What we can see is these measures remove the 14-day quarantine in most cases, while requiring before and after arrival testing and the use of tracing apps.

Following the unexpected delay in the leisure travel bubble between Singapore and Hong Kong amid rising COVID-19 cases in Hong Kong, an abundance of caution certainly seems to be the wisest move for countries that have the pandemic in control.

The stepping stone

As a first step to recovery, domestic travel is a safe choice to help the industry tread water. The rebates and discounts offered by the Government to drive this is a good start, and we can learn from Indonesia’s effort to issue domestic travel vouchers for tourists to spend at hotspots across the country.

Indeed, this thinking is in line with our wish list to the government for Budget 2021, which sadly was not fully adopted.

In a challenging market, collaboration for cross-promotion is often better than competition – be it between accommodation providers, transport companies, or F&B outlets.

A synergistic relationship can benefit everyone in the tourism industry. Industry players need to make the most of resources to generate new opportunities to attract tourists, such as creating or enhancing tourism niches – from sports to adventure, health and culture.

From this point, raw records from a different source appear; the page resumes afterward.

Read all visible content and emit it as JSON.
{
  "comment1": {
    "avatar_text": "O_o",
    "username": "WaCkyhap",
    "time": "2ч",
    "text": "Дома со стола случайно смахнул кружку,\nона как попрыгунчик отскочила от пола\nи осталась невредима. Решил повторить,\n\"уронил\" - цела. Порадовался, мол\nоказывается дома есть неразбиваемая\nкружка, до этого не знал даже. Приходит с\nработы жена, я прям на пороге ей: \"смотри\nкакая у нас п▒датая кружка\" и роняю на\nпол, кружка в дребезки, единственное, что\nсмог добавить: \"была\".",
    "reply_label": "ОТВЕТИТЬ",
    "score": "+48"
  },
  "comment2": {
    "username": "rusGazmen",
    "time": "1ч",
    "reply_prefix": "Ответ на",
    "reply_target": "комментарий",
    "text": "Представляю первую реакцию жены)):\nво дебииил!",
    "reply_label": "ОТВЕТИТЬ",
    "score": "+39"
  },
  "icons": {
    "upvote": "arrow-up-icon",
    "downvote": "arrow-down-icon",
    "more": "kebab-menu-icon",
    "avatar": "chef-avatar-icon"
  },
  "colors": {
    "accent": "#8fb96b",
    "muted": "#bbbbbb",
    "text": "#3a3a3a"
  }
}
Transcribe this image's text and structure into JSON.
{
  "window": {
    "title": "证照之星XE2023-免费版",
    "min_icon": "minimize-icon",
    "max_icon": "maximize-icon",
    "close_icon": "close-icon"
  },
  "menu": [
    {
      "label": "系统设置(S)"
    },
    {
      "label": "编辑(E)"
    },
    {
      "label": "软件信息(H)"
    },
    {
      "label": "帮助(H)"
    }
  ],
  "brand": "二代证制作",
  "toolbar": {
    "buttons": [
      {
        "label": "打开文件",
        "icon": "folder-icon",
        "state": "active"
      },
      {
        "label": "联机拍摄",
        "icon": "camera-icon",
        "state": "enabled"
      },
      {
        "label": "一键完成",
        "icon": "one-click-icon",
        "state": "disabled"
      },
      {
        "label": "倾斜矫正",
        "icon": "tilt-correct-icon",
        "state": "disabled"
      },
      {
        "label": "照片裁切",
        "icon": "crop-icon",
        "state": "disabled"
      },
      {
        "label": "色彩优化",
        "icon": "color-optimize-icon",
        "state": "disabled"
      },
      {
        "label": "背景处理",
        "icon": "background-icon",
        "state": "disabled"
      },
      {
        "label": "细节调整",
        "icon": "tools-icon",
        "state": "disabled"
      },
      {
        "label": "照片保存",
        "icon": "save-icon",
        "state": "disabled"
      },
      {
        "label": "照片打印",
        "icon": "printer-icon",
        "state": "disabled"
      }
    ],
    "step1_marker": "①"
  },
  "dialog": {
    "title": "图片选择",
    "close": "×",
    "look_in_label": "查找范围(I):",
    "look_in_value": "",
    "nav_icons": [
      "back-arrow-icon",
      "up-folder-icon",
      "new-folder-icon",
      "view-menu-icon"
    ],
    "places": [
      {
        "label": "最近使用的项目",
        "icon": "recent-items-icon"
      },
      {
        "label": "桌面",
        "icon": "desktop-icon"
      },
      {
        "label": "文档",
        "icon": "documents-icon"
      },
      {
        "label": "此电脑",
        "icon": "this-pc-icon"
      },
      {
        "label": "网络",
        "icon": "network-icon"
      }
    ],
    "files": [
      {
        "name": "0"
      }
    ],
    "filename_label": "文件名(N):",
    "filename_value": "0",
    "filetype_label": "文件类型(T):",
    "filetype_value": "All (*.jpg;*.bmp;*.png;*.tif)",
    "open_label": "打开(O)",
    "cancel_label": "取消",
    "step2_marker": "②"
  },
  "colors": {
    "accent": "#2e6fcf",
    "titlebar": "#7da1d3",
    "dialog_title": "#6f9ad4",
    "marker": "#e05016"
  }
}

If these packages help spread income to rural or lower income communities, this would be an added bonus. For state governments, this is a good time to promote quieter destinations with few cases, such as Sabak Bernam in Selangor, Langkawi in Kedah, or most districts in the East Coast states.

Income, of course, is another factor in the choice of accommodation. In this uncertain economic climate, it may prove a silver lining for budget accommodation operators, as budget hotels become more attractive for cost-conscious travellers.

The ‘Jom Nginap’ campaign by the Malaysian Budget Hotel Association comes at a great time to convince consumers who may not have previously considered this option.

With the trend toward remote working drastically accelerated by the pandemic, we can also seize the opportunity to make Malaysia welcoming for digital nomads, who spend longer durations in single countries and travel extensively within the country, and have enough time to spare for a 14-day quarantine, if need be.

It’s a long journey

In the end, the question that needs to be asked – is all of this enough? To us – just barely.

The domestic travel plan is a good start towards recovery for Malaysian tourism, but it remains a short-term solution.

Nevertheless, in the longer term, successful management of domestic travel while keeping the people safe can be repurposed as a blueprint to allow entry for international travellers.

For Malaysia, the ability to enable safe domestic travel is one step in a long journey towards tourism recovery.

Once vaccines against COVID-19 are widely available, recovery towards pre-pandemic levels can begin in earnest, and world travellers might once again reacquaint themselves with their favourite destinations. – Dec 17, 2020

 

Tan Ming Luk is the Country Head of OYO Hotels and Homes, Malaysia and Singapore.

The views expressed are solely of the author and do not necessarily reflect those of Focus Malaysia.